Essas foram as explicações do Mestre, como sempre muito simples, mas que esclareciam nossas menores dúvidas sobre o tema que havíamos Lhe perguntado. Também foi muito interessante o caso de uma monja que falecera ainda muito jovem; por sua aparência, uns trinta anos. Rodeada de filhos, seus filhos no Devachan, pelo menos no momento cíclico em que a estávamos observando, não tinha apenas visões místicas ou religiosas e, na maioria dos "quadros mentais" que projetava no interior de sua esfera devachânica, demonstrou-nos qual havia sido "a verdadeira vocação de sua vida", uma casa com marido e filhos e não a vida monástica ou conventual que, talvez por engano, tinha levado em sua existência terrestre.

Será que tinha realmente se equivocado? Quem pode julgar os atos dos outros e dizer "isto está bem" ou "isto está mal"? Sendo a vida humana regida por necessidades imperiosas da Vida Cósmica e expressa através da Lei Periódica dos Ciclos, é difícil, para não dizer impossível, estar-se seguro de acertar ou de errar. Na
maioria das vezes, o que aparece perante nossos olhos como "um erro" pode ser um acerto e o acerto, por vezes, pode aparecer corno um erro. Por essa razão, uma das regras básicas do discípulo no Ashram é a de "suspender o julgamento" diante de qualquer fato ou acontecimento. Frente à realidade interior, que está além dos erros e dos acertos dos mortais, a vida rege-se pela Lei da Oportunidade Cíclica, sendo essa Oportunidade, inteligentemente manipulada pelos Senhores do karma, a que cria, ordena e cumpre o destino de todos e de cada um dos seres humanos.

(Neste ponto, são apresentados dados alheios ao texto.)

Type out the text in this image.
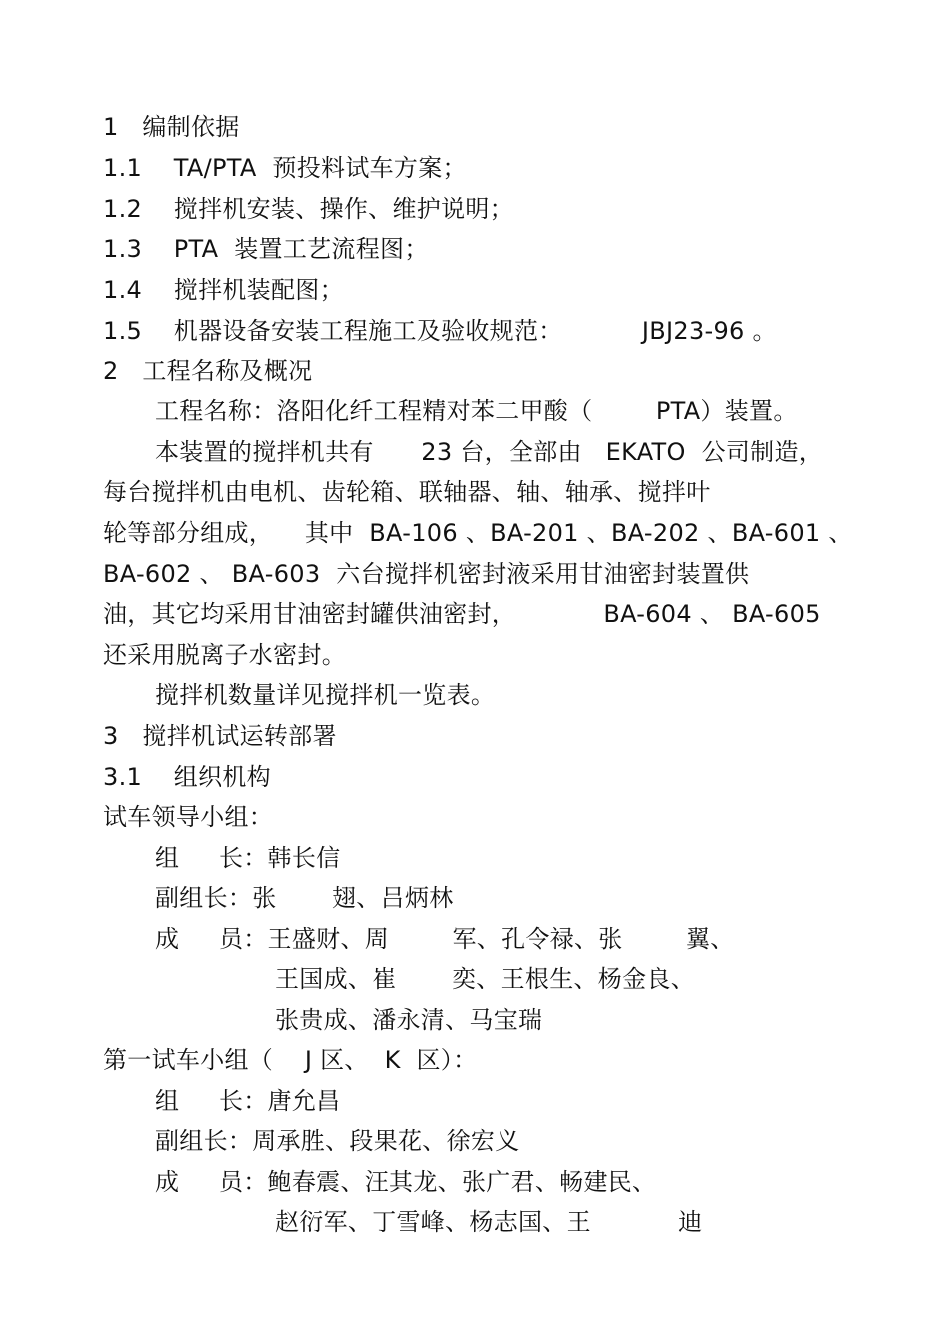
1   编制依据
1.1    TA/PTA  预投料试车方案；
1.2    搅拌机安装、操作、维护说明；
1.3    PTA  装置工艺流程图；
1.4    搅拌机装配图；
1.5    机器设备安装工程施工及验收规范：          JBJ23-96 。
2   工程名称及概况
工程名称：洛阳化纤工程精对苯二甲酸（        PTA）装置。
本装置的搅拌机共有      23 台，全部由   EKATO  公司制造，
每台搅拌机由电机、齿轮箱、联轴器、轴、轴承、搅拌叶
轮等部分组成，    其中  BA-106 、BA-201 、BA-202 、BA-601 、
BA-602 、 BA-603  六台搅拌机密封液采用甘油密封装置供
油，其它均采用甘油密封罐供油密封，           BA-604 、 BA-605
还采用脱离子水密封。
搅拌机数量详见搅拌机一览表。
3   搅拌机试运转部署
3.1    组织机构
试车领导小组：
组     长：韩长信
副组长：张       翅、吕炳林
成     员：王盛财、周        军、孔令禄、张        翼、
王国成、崔       奕、王根生、杨金良、
张贵成、潘永清、马宝瑞
第一试车小组（    J 区、  K  区）：
组     长：唐允昌
副组长：周承胜、段果花、徐宏义
成     员：鲍春震、汪其龙、张广君、畅建民、
赵衍军、丁雪峰、杨志国、王           迪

O Devachan de um Discípulo

Sempre sob a hábil direção do Mestre, fomos penetrando em zonas cada vez mais profundas e significativas do Devachan, conscientizando-nos das implicações do desejo como verdadeiro promotor da evolução de todos os Reinos da Natureza, já que, na raiz de cada um dos elementos constituintes de cada Reino, sempre subjaz um Sonho de Deus. Posso assegurar-lhes que a experiência devachânica me "marcou para sempre com fulgores de Eternidade", pois me foi possível perceber, ao menos fugazmente, as indescritíveis profundezas humanas que contêm o verdadeiro fundamento da manifestação da vida. À medida que penetrávamos nessas insuspeitadas regiões devachânicas ou celestes, víamos, em seus aspectos mais tangíveis, a verdadeira dimensão do coração humano, participávamos de suas alegrias, de seus infinitos anseios de paz, dos intensos desejos de reparar certas atitudes tomadas na vida terrestre mediante um sincero ato de contrição, de mitigar dores ou aflições em si mesmo e nos demais, como também, em outros casos, da sagrada intenção de expressar plenamente todos aqueles aspectos da vida anterior que não puderam ser adequadamente desenvolvidos ou totalmente satisfeitos.

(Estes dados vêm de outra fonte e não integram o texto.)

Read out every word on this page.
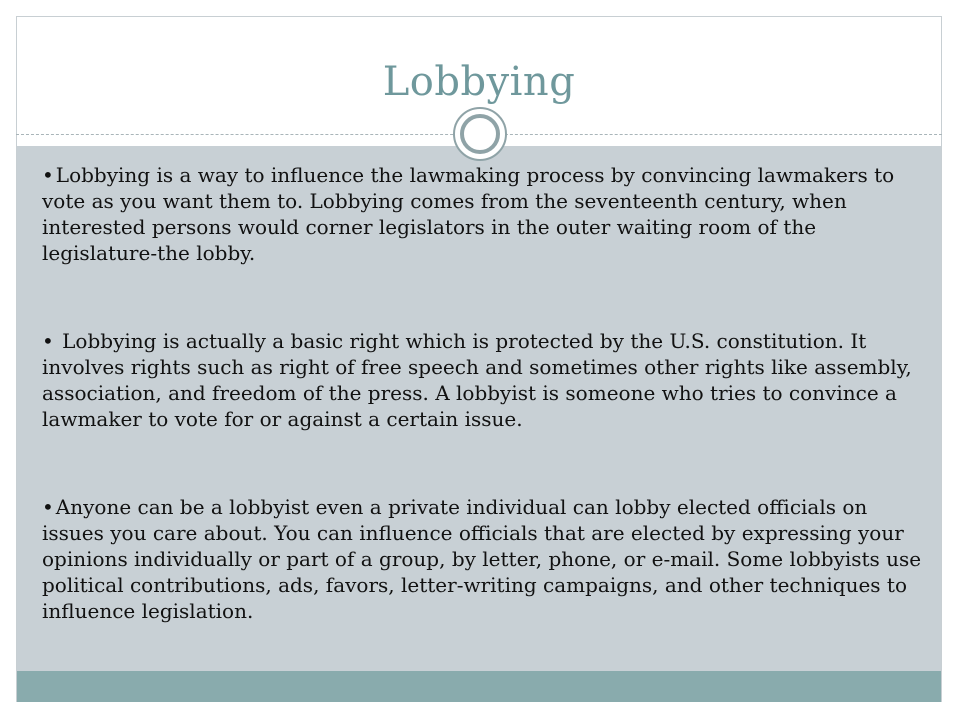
Lobbying

• Lobbying is a way to influence the lawmaking process by convincing lawmakers to vote as you want them to. Lobbying comes from the seventeenth century, when interested persons would corner legislators in the outer waiting room of the legislature-the lobby.

• Lobbying is actually a basic right which is protected by the U.S. constitution. It involves rights such as right of free speech and sometimes other rights like assembly, association, and freedom of the press. A lobbyist is someone who tries to convince a lawmaker to vote for or against a certain issue.

• Anyone can be a lobbyist even a private individual can lobby elected officials on issues you care about. You can influence officials that are elected by expressing your opinions individually or part of a group, by letter, phone, or e-mail. Some lobbyists use political contributions, ads, favors, letter-writing campaigns, and other techniques to influence legislation.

Assim, gradualmente nos aprofundamos em esferas de ideais elevados em função de grandes sonhos, tanto artísticos quanto religiosos, tanto filosóficos quanto científicos. Descobrimos zonas de atividade devachânica que realmente pareciam aquilo que, desde a nossa mais tenra infância, considerávamos o Céu e coloríamos com nossas ilusões puras, e nos identificamos com estados de consciência realmente elevados.

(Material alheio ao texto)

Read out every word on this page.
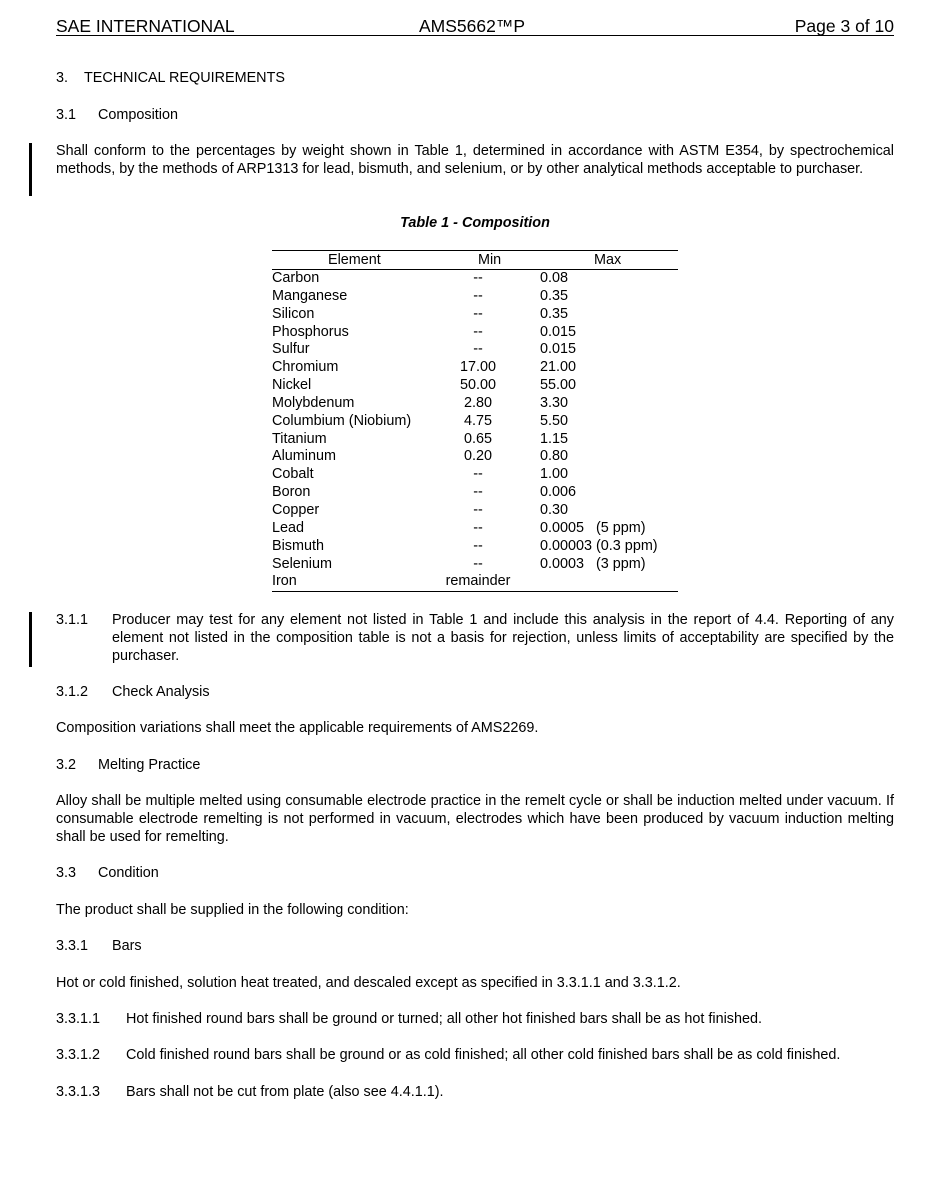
SAE INTERNATIONAL	AMS5662™P	Page 3 of 10
3. TECHNICAL REQUIREMENTS
3.1 Composition
Shall conform to the percentages by weight shown in Table 1, determined in accordance with ASTM E354, by spectrochemical methods, by the methods of ARP1313 for lead, bismuth, and selenium, or by other analytical methods acceptable to purchaser.
Table 1 - Composition
Element	Min	Max
Carbon	--	0.08
Manganese	--	0.35
Silicon	--	0.35
Phosphorus	--	0.015
Sulfur	--	0.015
Chromium	17.00	21.00
Nickel	50.00	55.00
Molybdenum	2.80	3.30
Columbium (Niobium)	4.75	5.50
Titanium	0.65	1.15
Aluminum	0.20	0.80
Cobalt	--	1.00
Boron	--	0.006
Copper	--	0.30
Lead	--	0.0005   (5 ppm)
Bismuth	--	0.00003 (0.3 ppm)
Selenium	--	0.0003   (3 ppm)
Iron	remainder
3.1.1 Producer may test for any element not listed in Table 1 and include this analysis in the report of 4.4. Reporting of any element not listed in the composition table is not a basis for rejection, unless limits of acceptability are specified by the purchaser.
3.1.2 Check Analysis
Composition variations shall meet the applicable requirements of AMS2269.
3.2 Melting Practice
Alloy shall be multiple melted using consumable electrode practice in the remelt cycle or shall be induction melted under vacuum. If consumable electrode remelting is not performed in vacuum, electrodes which have been produced by vacuum induction melting shall be used for remelting.
3.3 Condition
The product shall be supplied in the following condition:
3.3.1 Bars
Hot or cold finished, solution heat treated, and descaled except as specified in 3.3.1.1 and 3.3.1.2.
3.3.1.1 Hot finished round bars shall be ground or turned; all other hot finished bars shall be as hot finished.
3.3.1.2 Cold finished round bars shall be ground or as cold finished; all other cold finished bars shall be as cold finished.
3.3.1.3 Bars shall not be cut from plate (also see 4.4.1.1).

Em certa ocasião, quase no final do nosso processo de treinamento devachânico, penetramos no estado de consciência de um discípulo espiritual. Essa esfera era tão ampla, luminosa e profunda que parecia, mais que um sonho humano, uma realidade do próprio Deus. Era realmente intensa a vibração proveniente da ideação de um mundo melhor para a humanidade, regido pelos mais elevados cânones de beleza, equidade e justiça. O Mestre nos disse que o Devachan desse discípulo seria muito curto, principalmente devido ao fato de sua consciência participar, mesmo no Devachan, do ensinamento sagrado de seu Mentor Espiritual. Como o Mestre oportunamente nos indicou, suas ideações eram, mais que um sonho, um vislumbre da Realidade Espiritual da Humanidade em um próximo ciclo de evolução que aquele discípulo já havia intuído por sutileza mental durante o doloroso processo de sua vida física passada. Esse foi o único caso de um verdadeiro discípulo mundial que pudemos contatar durante a nossa aventura devachânica. O Mestre disse-nos também que, conforme a consciência do discípulo avança para aquele processo de Vida Iniciática encarnando algum Arquétipo superior definido, seus desejos se convertem em poderosa vontade de ação e ele aproveita a oportunidade de vida devachânica para contribuir para o desenvolvimento e expressão daqueles Arquétipos na consciência da Humanidade.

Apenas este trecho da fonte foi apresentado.